Moving beyond the era of traditional mass marketing, today AI offers businesses an opportunity to understand and analyse customer behaviour at a very granular level. This enables them to have a degree of predictability around customer behaviour, and to hyper-personalise and contextualise the entire multi-channel customer experience.
How can businesses best leverage this powerful tool to gain sustainable competitive advantage in the long term
At a recent masterclass at TechSparks 2018, Smartech’s Pradyut Hande, Senior Growth Marketer and Product Evangelist and Kedar Parikh, Product Architect, took the audience through the various ways in which AI is transforming the data-driven marketing environment on a day-to-day basis. Here are some highlights from the interactive session.
For businesses today, both digital and/or offline, the challenge is to deliver extremely hyper-personalised and contextually engaging campaigns based on customers’ behaviour. This becomes important to increase customer lifetime value. For instance, the traffic to your website could be spiking at a particular day and time in the week. You run analytics to see what precedes this spike. Were there targeted social media campaigns that brought the traffic?
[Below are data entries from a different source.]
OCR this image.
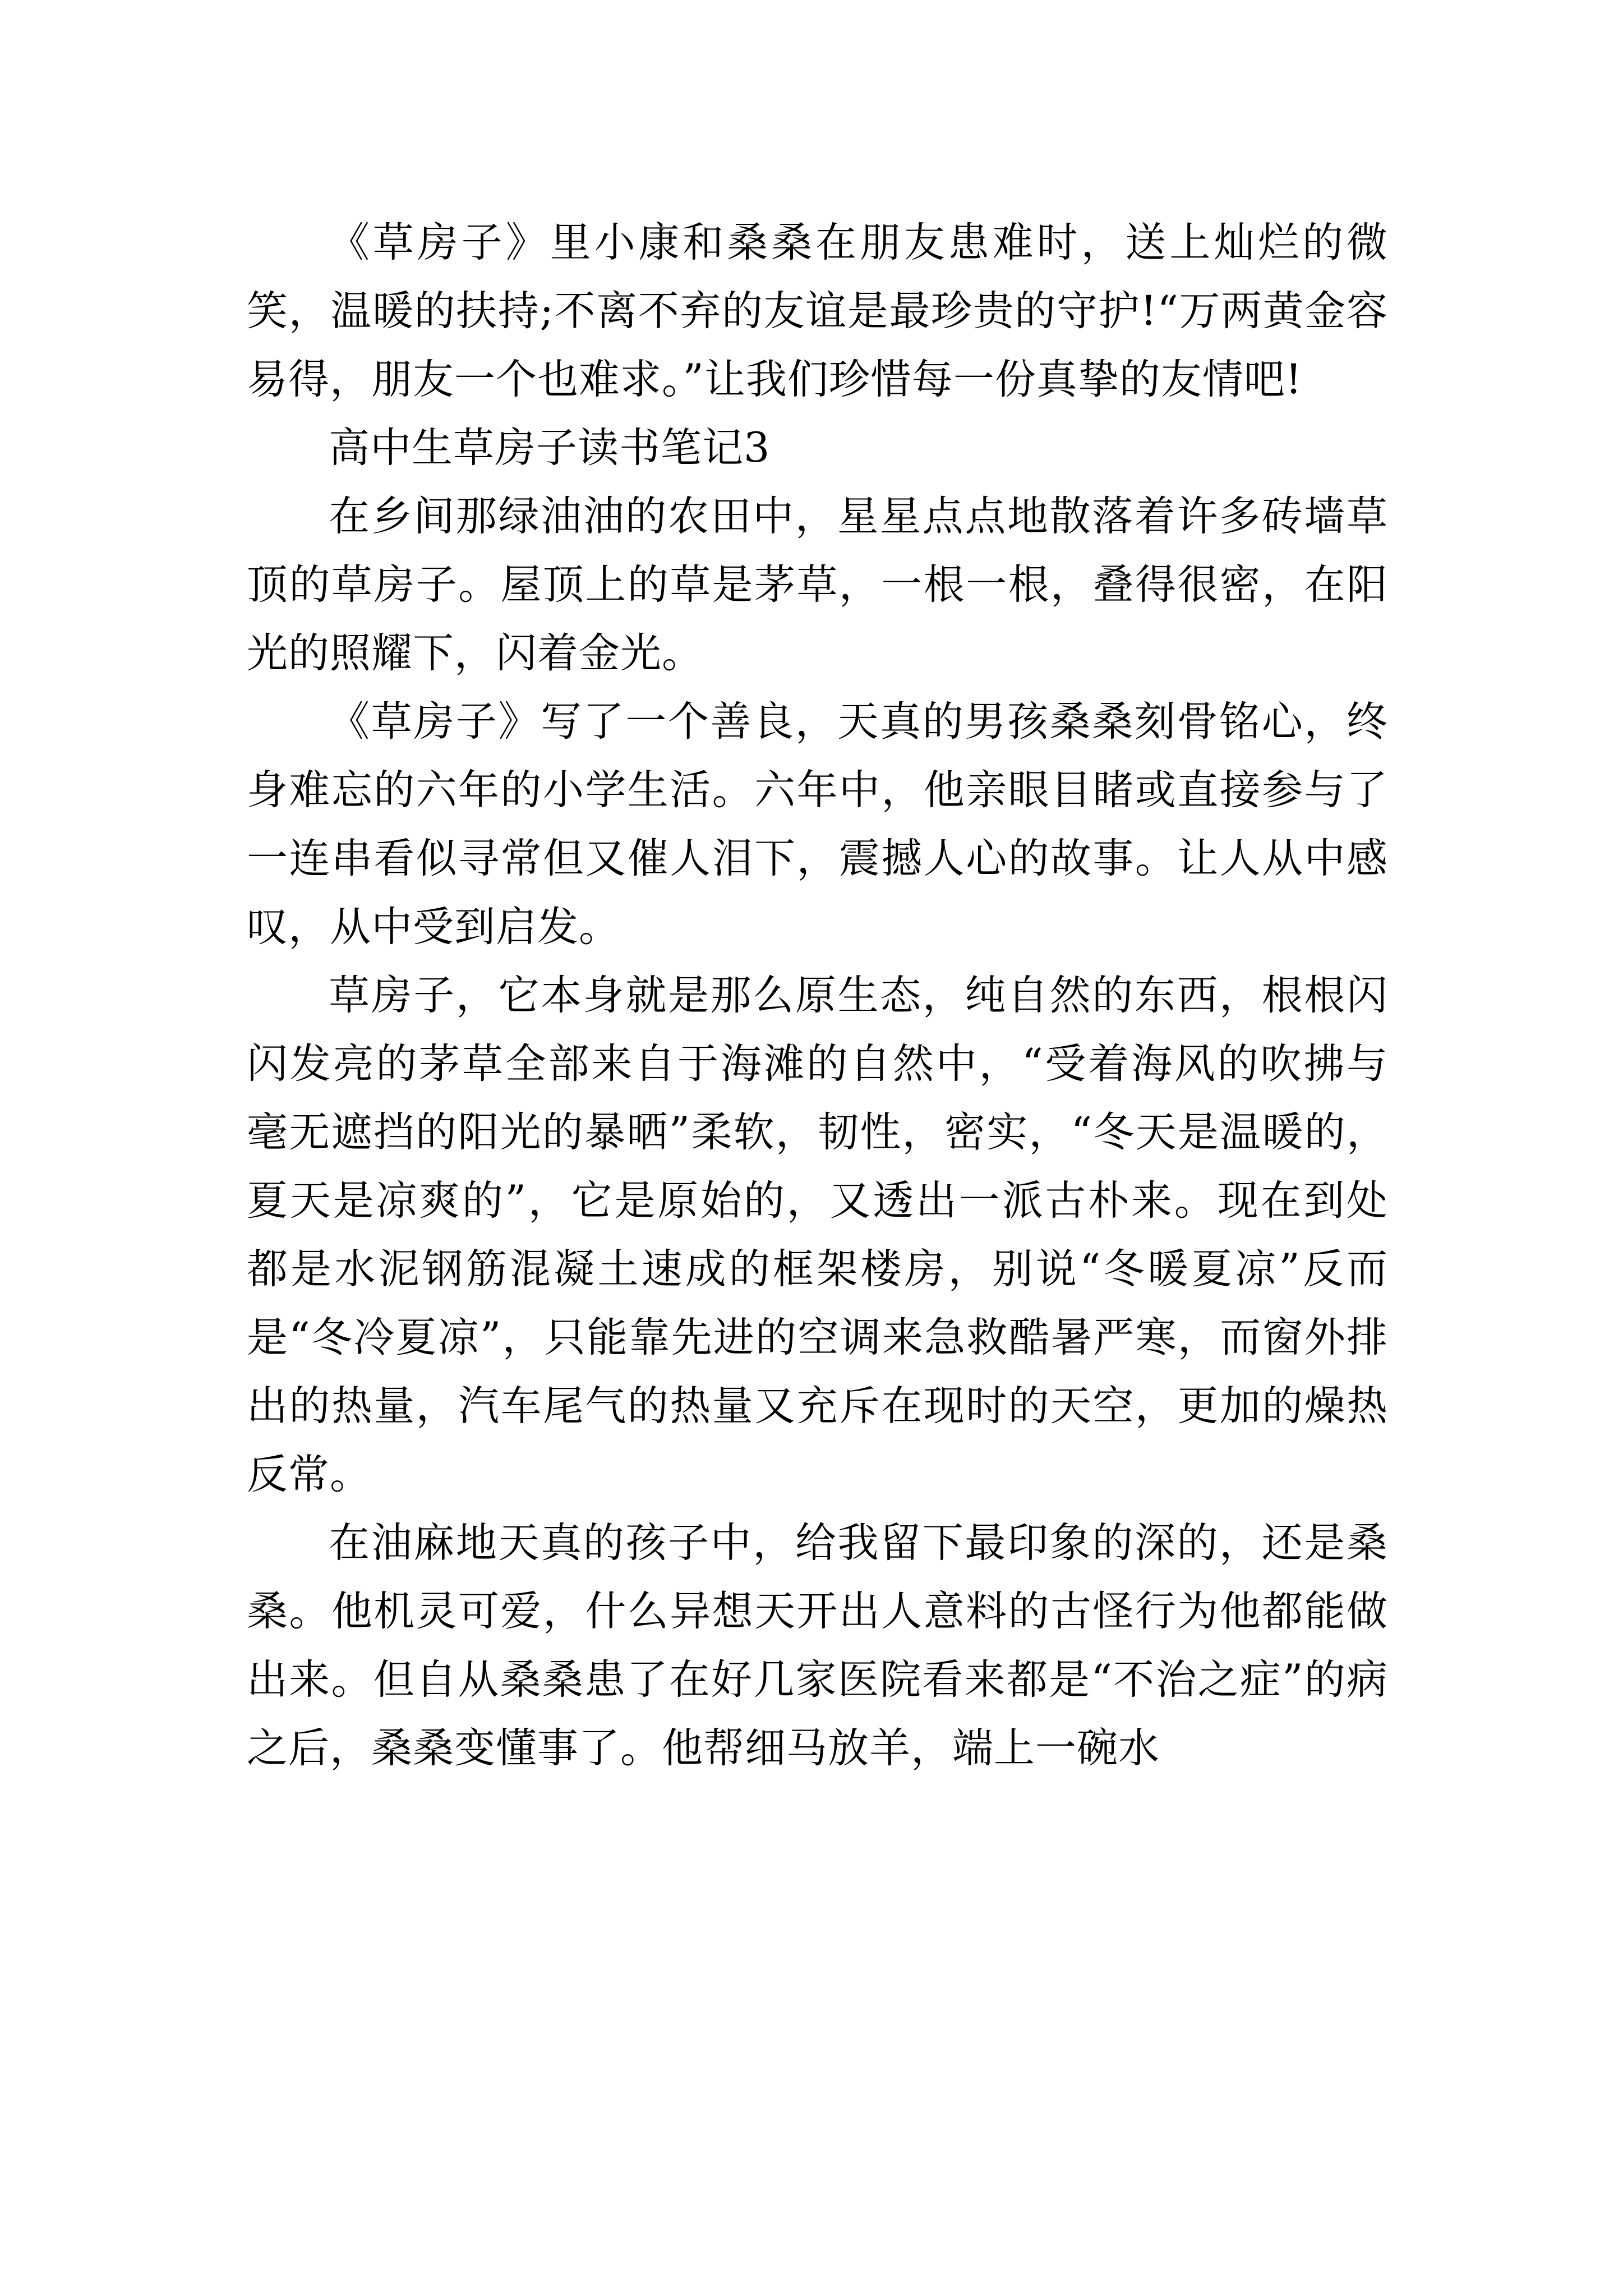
《草房子》里小康和桑桑在朋友患难时，送上灿烂的微笑，温暖的扶持;不离不弃的友谊是最珍贵的守护!“万两黄金容易得，朋友一个也难求。”让我们珍惜每一份真挚的友情吧!

高中生草房子读书笔记3

在乡间那绿油油的农田中，星星点点地散落着许多砖墙草顶的草房子。屋顶上的草是茅草，一根一根，叠得很密，在阳光的照耀下，闪着金光。

《草房子》写了一个善良，天真的男孩桑桑刻骨铭心，终身难忘的六年的小学生活。六年中，他亲眼目睹或直接参与了一连串看似寻常但又催人泪下，震撼人心的故事。让人从中感叹，从中受到启发。

草房子，它本身就是那么原生态，纯自然的东西，根根闪闪发亮的茅草全部来自于海滩的自然中，“受着海风的吹拂与毫无遮挡的阳光的暴晒”柔软，韧性，密实，“冬天是温暖的，夏天是凉爽的”，它是原始的，又透出一派古朴来。现在到处都是水泥钢筋混凝土速成的框架楼房，别说“冬暖夏凉”反而是“冬冷夏凉”，只能靠先进的空调来急救酷暑严寒，而窗外排出的热量，汽车尾气的热量又充斥在现时的天空，更加的燥热反常。

在油麻地天真的孩子中，给我留下最印象的深的，还是桑桑。他机灵可爱，什么异想天开出人意料的古怪行为他都能做出来。但自从桑桑患了在好几家医院看来都是“不治之症”的病之后，桑桑变懂事了。他帮细马放羊，端上一碗水
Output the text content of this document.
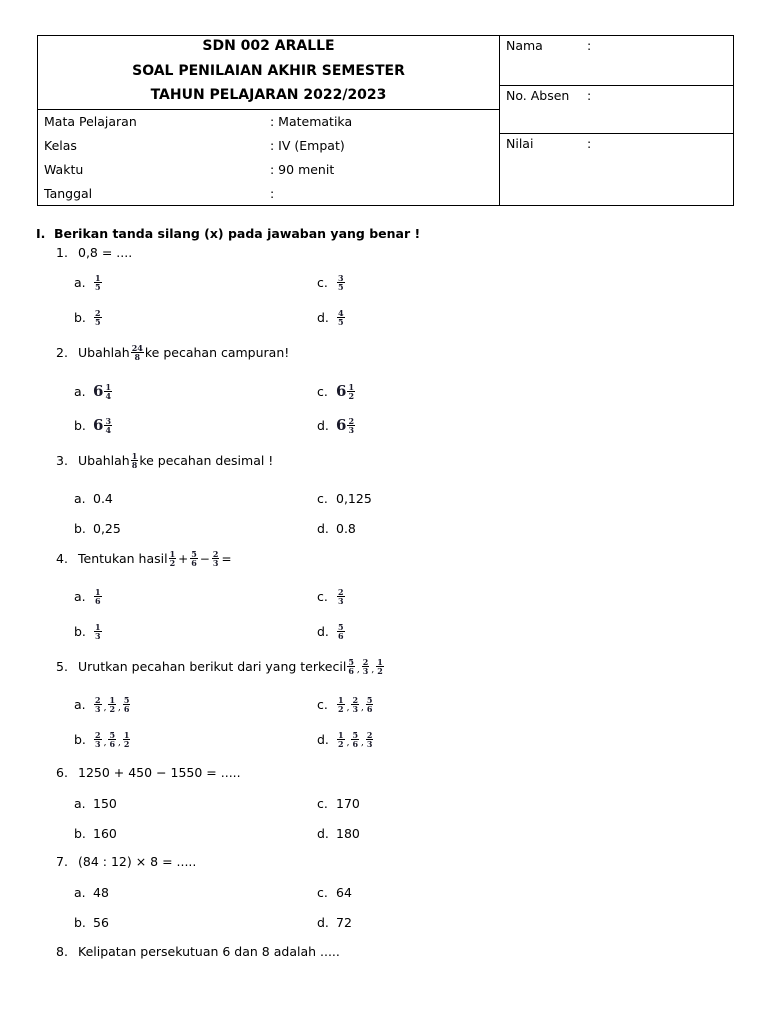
SDN 002 ARALLE
SOAL PENILAIAN AKHIR SEMESTER
TAHUN PELAJARAN 2022/2023
Mata Pelajaran	: Matematika
Kelas	: IV (Empat)
Waktu	: 90 menit
Tanggal	:
Nama	:
No. Absen :
Nilai	:
I. Berikan tanda silang (x) pada jawaban yang benar !
1. 0,8 = ....
a.	$\frac{1}{5}$	c.	$\frac{3}{5}$
b.	$\frac{2}{5}$	d.	$\frac{4}{5}$
2. Ubahlah $\frac{24}{8}$ ke pecahan campuran!
a. $6 \frac{1}{4}$	c. $6 \frac{1}{2}$
b. $6 \frac{3}{4}$	d. $6 \frac{2}{3}$
3. Ubahlah $\frac{1}{8}$ ke pecahan desimal !
a. 0.4	c. 0,125
b. 0,25	d. 0.8
4. Tentukan hasil $\frac{1}{2} + \frac{5}{6} - \frac{2}{3}$ =
a.	$\frac{1}{6}$	c.	$\frac{2}{3}$
b.	$\frac{1}{3}$	d.	$\frac{5}{6}$
5. Urutkan pecahan berikut dari yang terkecil $\frac{5}{6}$ , $\frac{2}{3}$ , $\frac{1}{2}$
a.	$\frac{2}{3}$ , $\frac{1}{2}$ , $\frac{5}{6}$	c.	$\frac{1}{2}$ , $\frac{2}{3}$ , $\frac{5}{6}$
b.	$\frac{2}{3}$ , $\frac{5}{6}$ , $\frac{1}{2}$	d.	$\frac{1}{2}$ , $\frac{5}{6}$ , $\frac{2}{3}$
6. 1250 + 450 − 1550 = .....
a. 150	c. 170
b. 160	d. 180
7. (84 : 12) × 8 = .....
a. 48	c. 64
b. 56	d. 72
8. Kelipatan persekutuan 6 dan 8 adalah .....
Here is where a combination of predictive analytics, prescriptive analytics and trend analytics come in.
Pradyut added, “While AI can give you a great degree of insight, sometimes you need to amalgamate common sense and gut instinct with AI to arrive at the best and fastest decision.”
Campaigns are effective only when the right content reaches the right audience at the right time through the right channel. There are a number of factors which contribute to content personalisation. Smart segmentation helps you target the right audience; recommendation engines and subject line personalisation help you send out the right content. The user’s preferred channel of communication is the right channel. Everyone has a sweet spot when they are most likely to check their email. Send time optimisation can help marketers reach the prospect’s inbox at a time their email or notification is most likely to be opened.
They went on to cite the example of a business that was able to see a consistent 20 to 25 percent increase in the email open rates just by being able to capitalise on customers’ preferences of time.
While it is impossible for any business to retain 100 percent of their acquired customers, churn prediction can help fuel engagement and retention strategies. Over time, it can track user actions, inactions, and drop in engagement rates across channels. For instance, it can tell you the number of users uninstalling apps, unsubscribing from newsletters or publications. This data is critical to marketers because it highlights a red flag, and they need to craft engagement campaigns that are extremely contextual, and personalised to re-engage with these customers in an effective manner to ensure that churn is at least arrested, if not eliminated.
A leading payment wallet app that was seeing an extremely high churn rate of about 45 to 50 percent over a 30-day period started running campaigns based on data derived from churn prediction. The result? Their churn rate reduced by almost 15 percent.
Today, nearly 30 percent of sales for Amazon come from recommendations, which is a significant number. While a customer browses, searches, or adds a particular product to his or her cart, a business might not want the engagement to end there. The idea is to maximise revenue from a particular user. For online businesses, recommendation engines work by leveraging a customer’s past purchase behaviour and capturing preferences in the back end, and displaying products that the customer is likely to engage with, based on that data.
How do you actually get somebody to open your email? Subject lines play a key role in gaining customers’ attention. If the subject line doesn’t appeal to them, it is unlikely that they will open the mail. Based on the kind of subject lines of mails that a user has been engaging with, businesses can come up with a simple model using NLP and sentiment analysis to tailor the subject line at the user level, to use particular keywords. The more contextualised and personalised the subject lines are, for emails, or push notifications, the higher the potential conversion rate.
How do you reach more customers on the right channel is also important. Engage with users on their preferred channel. Look at all the historical interactions across channels, whether they prefer app push notifications, browser push notifications, email, SMS, or in person interaction.
A simple machine learning model can slice through huge chunks of data on users and identify natural segments based on users having similar attributes, which makes it easier to customise the outreach for each particular segment, for instance the customers with high margin transactions.
Today chatbots are a convenient option for businesses for customer engagement. It may not be a sustainable option for a lot of players to have human agents on the job 24 x 7. Chatbots solve a variety of use cases, from customer support to gathering feedback, resolving frequently asked questions, across industries.